I was tempted to let the night unroll, like a wallpaper of beautiful, golden, intricate motifs repetitive in a continuous crimson sea. But it wouldn't be one of those nights were we'd spend the hours talking until we'd both fall asleep one next to the other, someone's head on someone's lap or shoulder. It would be one of those nights we could possibly regret, one of those decisions we'd wish we didn't take. Were it inevitable, it would have happened, but at this exact moment it felt too...scripted.
Nights like this should come easily.
I kicked off my shoes and the phone buzzed.
"Putain, il y a plein des flics..."
"Alors t'as peur des flics!?"
"Il avait l'air méchant"
"Fais pas un accident"
"Mais bon je suis passé à travers. Moi je suis cool c'est eux les salope"
"Ouais, ouais, t'es toujours...cool. C'est un don ;)"
"Et t'as l'air de l'apprécier de plus en plus"
"Tu n'as pas perdu ton charme. Ca te dérange si je l'apprécie? Je crois pas!"
"Non, continue"
"Il y avait vraiment des flics? Dimanche soir?"
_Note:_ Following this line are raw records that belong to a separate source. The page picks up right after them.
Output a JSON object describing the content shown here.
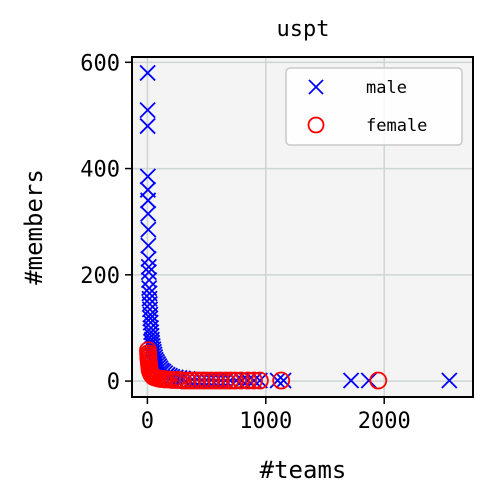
{
  "chart_data": {
    "type": "scatter",
    "title": "uspt",
    "xlabel": "#teams",
    "ylabel": "#members",
    "xlim": [
      -130,
      2750
    ],
    "ylim": [
      -30,
      610
    ],
    "xticks": [
      0,
      1000,
      2000
    ],
    "yticks": [
      0,
      200,
      400,
      600
    ],
    "x_tick_labels": [
      "0",
      "1000",
      "2000"
    ],
    "y_tick_labels": [
      "0",
      "200",
      "400",
      "600"
    ],
    "grid": true,
    "legend_position": "top-right",
    "series": [
      {
        "name": "male",
        "marker": "x",
        "color": "#0000ff",
        "points": [
          [
            2,
            580
          ],
          [
            2,
            510
          ],
          [
            2,
            480
          ],
          [
            4,
            385
          ],
          [
            4,
            360
          ],
          [
            6,
            340
          ],
          [
            6,
            315
          ],
          [
            8,
            285
          ],
          [
            8,
            255
          ],
          [
            10,
            230
          ],
          [
            12,
            215
          ],
          [
            12,
            205
          ],
          [
            14,
            190
          ],
          [
            15,
            175
          ],
          [
            18,
            165
          ],
          [
            18,
            155
          ],
          [
            20,
            145
          ],
          [
            22,
            135
          ],
          [
            25,
            125
          ],
          [
            25,
            118
          ],
          [
            28,
            110
          ],
          [
            30,
            100
          ],
          [
            32,
            92
          ],
          [
            35,
            85
          ],
          [
            38,
            78
          ],
          [
            40,
            72
          ],
          [
            45,
            66
          ],
          [
            50,
            60
          ],
          [
            55,
            55
          ],
          [
            60,
            50
          ],
          [
            65,
            45
          ],
          [
            70,
            40
          ],
          [
            80,
            36
          ],
          [
            90,
            32
          ],
          [
            100,
            28
          ],
          [
            110,
            24
          ],
          [
            120,
            20
          ],
          [
            135,
            18
          ],
          [
            150,
            15
          ],
          [
            170,
            12
          ],
          [
            190,
            10
          ],
          [
            210,
            8
          ],
          [
            240,
            7
          ],
          [
            270,
            6
          ],
          [
            300,
            5
          ],
          [
            340,
            4
          ],
          [
            380,
            3
          ],
          [
            420,
            3
          ],
          [
            460,
            2
          ],
          [
            500,
            2
          ],
          [
            540,
            2
          ],
          [
            580,
            1
          ],
          [
            620,
            1
          ],
          [
            660,
            1
          ],
          [
            700,
            1
          ],
          [
            750,
            1
          ],
          [
            800,
            1
          ],
          [
            850,
            1
          ],
          [
            900,
            1
          ],
          [
            950,
            1
          ],
          [
            1100,
            1
          ],
          [
            1150,
            1
          ],
          [
            1720,
            1
          ],
          [
            1870,
            1
          ],
          [
            2550,
            1
          ]
        ]
      },
      {
        "name": "female",
        "marker": "o",
        "color": "#ff0000",
        "points": [
          [
            5,
            58
          ],
          [
            6,
            52
          ],
          [
            8,
            48
          ],
          [
            8,
            44
          ],
          [
            10,
            40
          ],
          [
            12,
            36
          ],
          [
            14,
            32
          ],
          [
            16,
            28
          ],
          [
            18,
            24
          ],
          [
            20,
            20
          ],
          [
            25,
            17
          ],
          [
            30,
            14
          ],
          [
            35,
            12
          ],
          [
            40,
            10
          ],
          [
            50,
            8
          ],
          [
            60,
            7
          ],
          [
            75,
            6
          ],
          [
            90,
            5
          ],
          [
            110,
            4
          ],
          [
            130,
            4
          ],
          [
            150,
            3
          ],
          [
            180,
            3
          ],
          [
            210,
            2
          ],
          [
            240,
            2
          ],
          [
            270,
            2
          ],
          [
            300,
            1
          ],
          [
            340,
            1
          ],
          [
            380,
            1
          ],
          [
            420,
            1
          ],
          [
            460,
            1
          ],
          [
            500,
            1
          ],
          [
            540,
            1
          ],
          [
            580,
            1
          ],
          [
            620,
            1
          ],
          [
            660,
            1
          ],
          [
            700,
            1
          ],
          [
            740,
            1
          ],
          [
            790,
            1
          ],
          [
            850,
            1
          ],
          [
            900,
            1
          ],
          [
            950,
            1
          ],
          [
            1130,
            1
          ],
          [
            1950,
            1
          ]
        ]
      }
    ]
  }
}
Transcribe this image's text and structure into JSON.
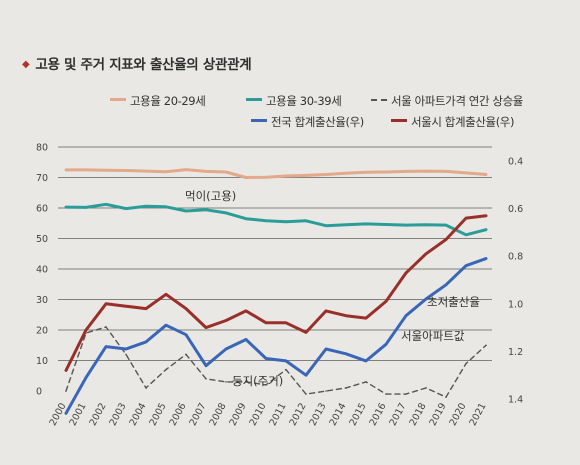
{
  "title": "고용 및 주거 지표와 출산율의 상관관계",
  "colors": {
    "emp2029": "#e3a98a",
    "emp3039": "#2a9d9a",
    "apt": "#555555",
    "tfr_nation": "#3a66b8",
    "tfr_seoul": "#9a2f2a",
    "grid": "#222222"
  },
  "chart_data": {
    "type": "line",
    "x": [
      "2000",
      "2001",
      "2002",
      "2003",
      "2004",
      "2005",
      "2006",
      "2007",
      "2008",
      "2009",
      "2010",
      "2011",
      "2012",
      "2013",
      "2014",
      "2015",
      "2016",
      "2017",
      "2018",
      "2019",
      "2020",
      "2021"
    ],
    "left_axis": {
      "ticks": [
        0,
        10,
        20,
        30,
        40,
        50,
        60,
        70,
        80
      ],
      "ylim": [
        0,
        80
      ]
    },
    "right_axis": {
      "ticks": [
        0.4,
        0.6,
        0.8,
        1.0,
        1.2,
        1.4
      ],
      "ylim": [
        1.4,
        0.4
      ],
      "inverted": true
    },
    "series": [
      {
        "name": "고용율 20-29세",
        "key": "emp2029",
        "axis": "left",
        "style": "solid",
        "values": [
          72.5,
          72.5,
          72.4,
          72.3,
          72.1,
          71.9,
          72.6,
          72.0,
          71.8,
          70.0,
          70.1,
          70.5,
          70.7,
          71.0,
          71.4,
          71.7,
          71.8,
          72.0,
          72.1,
          72.0,
          71.5,
          71.0
        ]
      },
      {
        "name": "고용율 30-39세",
        "key": "emp3039",
        "axis": "left",
        "style": "solid",
        "values": [
          60.3,
          60.2,
          61.2,
          59.8,
          60.6,
          60.4,
          59.0,
          59.4,
          58.4,
          56.5,
          55.8,
          55.5,
          55.8,
          54.2,
          54.5,
          54.8,
          54.6,
          54.4,
          54.5,
          54.4,
          51.2,
          52.9
        ]
      },
      {
        "name": "서울 아파트가격 연간 상승율",
        "key": "apt",
        "axis": "left",
        "style": "dashed",
        "values": [
          0,
          19,
          21,
          12,
          1,
          7,
          12,
          4,
          3,
          3,
          2,
          7,
          -1,
          0,
          1,
          3,
          -1,
          -1,
          1,
          -2,
          9,
          15
        ]
      },
      {
        "name": "전국 합계출산율(우)",
        "key": "tfr_nation",
        "axis": "right",
        "style": "solid",
        "values": [
          1.46,
          1.31,
          1.18,
          1.19,
          1.16,
          1.09,
          1.13,
          1.26,
          1.19,
          1.15,
          1.23,
          1.24,
          1.3,
          1.19,
          1.21,
          1.24,
          1.17,
          1.05,
          0.98,
          0.92,
          0.84,
          0.81
        ]
      },
      {
        "name": "서울시 합계출산율(우)",
        "key": "tfr_seoul",
        "axis": "right",
        "style": "solid",
        "values": [
          1.28,
          1.11,
          1.0,
          1.01,
          1.02,
          0.96,
          1.02,
          1.1,
          1.07,
          1.03,
          1.08,
          1.08,
          1.12,
          1.03,
          1.05,
          1.06,
          0.99,
          0.87,
          0.79,
          0.73,
          0.64,
          0.63
        ]
      }
    ],
    "annotations": [
      {
        "text": "먹이(고용)"
      },
      {
        "text": "초저출산율"
      },
      {
        "text": "서울아파트값"
      },
      {
        "text": "둥지(주거)"
      }
    ]
  }
}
"Oh que oui et plein ils arrêtaient tout le monde"
"Je pensais que t'étais créatif..."
"Si je suis toujours la c'est que je le suis..."
"Là où exactement?"
"Dans ma voiture à t'écrire"
"Mais tu conduis pas, j'espère..."
"Pas devant chez toi, et si je conduis"
"C'est dangereux."
"Je vais te texter après. Me fait pas des bisous comme cela, pour me dire on se voit quand tu rentre..."
"Tu veux dire?"
"C'est cruel"
"Hahaha, me taquine pas, c'est cruel vu que t'es vers Alésia"
"C'est toi qui me taquine. Presque chez moi"
"Ah oui, c'est loin..."
"A 10 min"
"De moi? De toi?"
"De nous"
I made sure he was home and in bed. Only then would the night come easily if he made the effort to go all the way back to see me.
Goodnight Paris, with fire, the works, and all.